O mendigo tirou a tampa da garrafa e deu um demorado gole e ofereceu para o policial. Ficou surpreso quando a garrafa foi puxada de sua mão e lançada para dentro de uma lixeira ao redor. “Bem, ela já estava seca mesmo.” Passou a língua nos lábios e prosseguiu: “Você não acreditaria na minha história, sou apenas um velho bêbado.” O policial respondeu girando o dedo indicador de uma das mãos: pare de enrolar e conte logo. “Quando eu era pouco mais que um pirralho, eu e meu irmão entramos em um bosque e desaparecemos por alguns dias. Ou semanas, já não me lembro. Acho que éramos em cinco ou seis crianças. Mas apenas eu retornei. Você pode facilmente encontrar essa história nos jornais. Foi uma confusão só. Todos queriam saber onde eu fiquei, o que aconteceu e onde estavam as outras crianças mas… eu simplesmente não sei. Não me lembro do que aconteceu nesse tempo. Ou onde estava o meu irmão, ou os outros. Merda, sequer sei porque fui o único a escapar. Nos próximos anos, psicólogos, drogas, hipnose… todo o procedimento padrão se desenrolou. Na minha cabeça, apenas as asas negras do corvos. Eu sonhava com pássaros negros quase todas as noites e algumas vezes eles falavam comigo, alguns me chamavam de traidor, outros de irmão. O único que não repetia estas palavras era um corvo que parecia ser o líder, um corvo de três patas. Suplicava para que eu entrasse novamente na Bruma. Não uma bruma qualquer, mas uma com B maiúsculo. A Bruma. Loucura, não?” O mendigo passou as mãos nos lábios secos e reclamou: “Você não devia ter jogado meu álcool fora. Foi sacanagem.”
“E depois? Acharam seu irmão?”
“Nunca. A única coisa que acharam no bosque em que nos perdemos - e que não existe mais - foram muitas penas de corvos.” Como se tivessem escutado o que diziam, dois corvos pousaram na calçada, há poucos metros de onde estavam. O policial tentou espantá-los, mas eles continuaram a pular, procurando migalhas no chão. Tentou negar o dedo frio que subia por sua coluna, mas falhou miseravelmente.
“Fugi de casa na primeira oportunidade, desapareci como se nunca houvesse existido naquele teto”, continuou o mendigo. De repente, senti que precisava encontra a tal Bruma, havia uma voz que não a minha em minha cabeça e ela gritava o tempo todo. Vá para o Bosque e entre na Bruma, seu irmão precisa de você!
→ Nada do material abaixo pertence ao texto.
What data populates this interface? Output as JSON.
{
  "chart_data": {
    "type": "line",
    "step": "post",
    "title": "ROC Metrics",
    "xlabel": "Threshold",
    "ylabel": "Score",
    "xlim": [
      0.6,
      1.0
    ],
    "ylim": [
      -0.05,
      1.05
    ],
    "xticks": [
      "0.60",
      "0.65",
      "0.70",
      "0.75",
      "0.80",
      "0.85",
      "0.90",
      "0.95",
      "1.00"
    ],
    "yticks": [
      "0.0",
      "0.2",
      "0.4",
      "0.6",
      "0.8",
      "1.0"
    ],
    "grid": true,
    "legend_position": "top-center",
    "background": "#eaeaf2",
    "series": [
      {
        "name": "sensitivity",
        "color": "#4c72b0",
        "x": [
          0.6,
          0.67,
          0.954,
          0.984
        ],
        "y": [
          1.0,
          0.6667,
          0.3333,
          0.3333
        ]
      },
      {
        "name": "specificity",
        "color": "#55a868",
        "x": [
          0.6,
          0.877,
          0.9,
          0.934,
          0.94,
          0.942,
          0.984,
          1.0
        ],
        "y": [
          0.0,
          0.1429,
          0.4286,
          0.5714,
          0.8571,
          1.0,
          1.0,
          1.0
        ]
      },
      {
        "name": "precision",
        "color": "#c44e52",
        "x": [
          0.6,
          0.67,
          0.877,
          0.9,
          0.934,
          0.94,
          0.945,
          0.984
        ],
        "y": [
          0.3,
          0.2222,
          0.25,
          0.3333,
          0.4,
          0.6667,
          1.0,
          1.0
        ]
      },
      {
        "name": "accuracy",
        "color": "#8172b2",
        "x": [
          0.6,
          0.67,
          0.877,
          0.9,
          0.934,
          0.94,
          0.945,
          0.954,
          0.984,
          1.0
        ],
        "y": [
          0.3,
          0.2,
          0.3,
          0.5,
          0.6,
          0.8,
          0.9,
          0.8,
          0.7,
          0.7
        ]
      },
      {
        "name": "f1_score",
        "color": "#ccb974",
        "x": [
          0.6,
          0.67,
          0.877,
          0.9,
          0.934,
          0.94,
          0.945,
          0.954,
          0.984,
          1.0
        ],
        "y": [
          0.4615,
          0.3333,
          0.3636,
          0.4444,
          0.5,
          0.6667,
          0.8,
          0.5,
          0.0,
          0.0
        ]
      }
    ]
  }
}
A mesma coisa, todos os dias, todas as horas e em cada maldito minuto. Eu saí de casa, depois da cidade e, no fim das contas, vaguei por todos os cantos do mundo. Em poucos meses gastei tudo que consegui e sobrevivi com o dinheiro de trabalhos menores, virando hambúrgueres, pintando casas ou deixando piscinas limpas para as festas durante o fim de semana. Fiz coisas das quais não me orgulho e vez ou outra flertei com químicos mais pesados que aquele rum ali. Morei na Bolívia, no Egito, nas Coréias e Austrália.” Viu que agora, quase uma dezena de corvos estavam amontoados ao redor.
Uma fina camada de nevoeiro começava a cobrir a rua e o policial olhava para cima, confuso com a névoa que persistia, apesar do sol forte.
“Nunca consegui parar em um só lugar. Algo… essa mesma voz alienígena em minha cabeça, me mandava seguir adiante, procurar pela Bruma. Sentia-me cada vez mais como um pássaro fora do ninho, que voou para longe e se perdeu, um corvo solitário que procura pelas outras partes de uma identidade quebrada.” O mendigo olhava os pássaros, quase como se pudesse entendê-los. O policial estudava seu rosto, tendo a certeza que via pontas negras crescerem dentre a barba hirsuta. Um corvo?, perguntou-se no instante em que foram engolidos por uma névoa pesada e escura, vinda de lugar nenhum.
A névoa subiu rapidamente e logo estava alcançando o segundo andar dos prédios. O policial podia escutar dezenas - ou seriam centenas? - de asas batendo em todos os cantos do mundo, ao que parecia. De repente, a névoa mudou. O policial sentiu um espécie de bolha se formando, englobando toda o centro de Londres. Vozes começaram a surgir e os corvos grasnaram vigorosamente. Sem conseguir acreditar no que acontecia, o policial compreendeu duas palavras dos pássaros: traidor e irmão. O mendigo se levantou e começou a caminhar lentamente, produzindo o som afogado de lágrimas escorrendo para dentro da garganta, concordando com as vozes como se finalmente se lembrara de algo há muito esquecido. Por alguns instantes, ele viu o mendigo como um corvo gigantesco e contou três patas. “Me diga seu nome, posso ajudá-lo a--”
“Nomes são poderosos, agora eu me lembro. Não posso entregá-lo assim, Policial.” O homem-corvo disse a palavra como se fosse o verdadeiro nome do homem que ainda estava agachado na calçada. “Dizer meu nome seria como entregar minha alma, deixá-la em suas mãos. Cráá”, o som saiu de sua garganta, horrível e rouco. “Preciso ir, eles me esperaram o suficiente e os Pesadelos estão cada vez mais fortes. É fácil, como não percebi antes? Só preciso seguir a luz do Farol.”
Tão rápido quanto subiu, a névoa desceu e se extinguiu. O policial se viu sozinho, encostado em um prédio qualquer de Londres, sentindo o uniforme grudado na pele. Tudo se tornou sem sabor e a realidade parecia… menos real. Como se ele estivesse em um dos mundos dentro de um dos Universos. Bem, ele pensou, é um entendimento que desqualifica o Universo enquanto Uni.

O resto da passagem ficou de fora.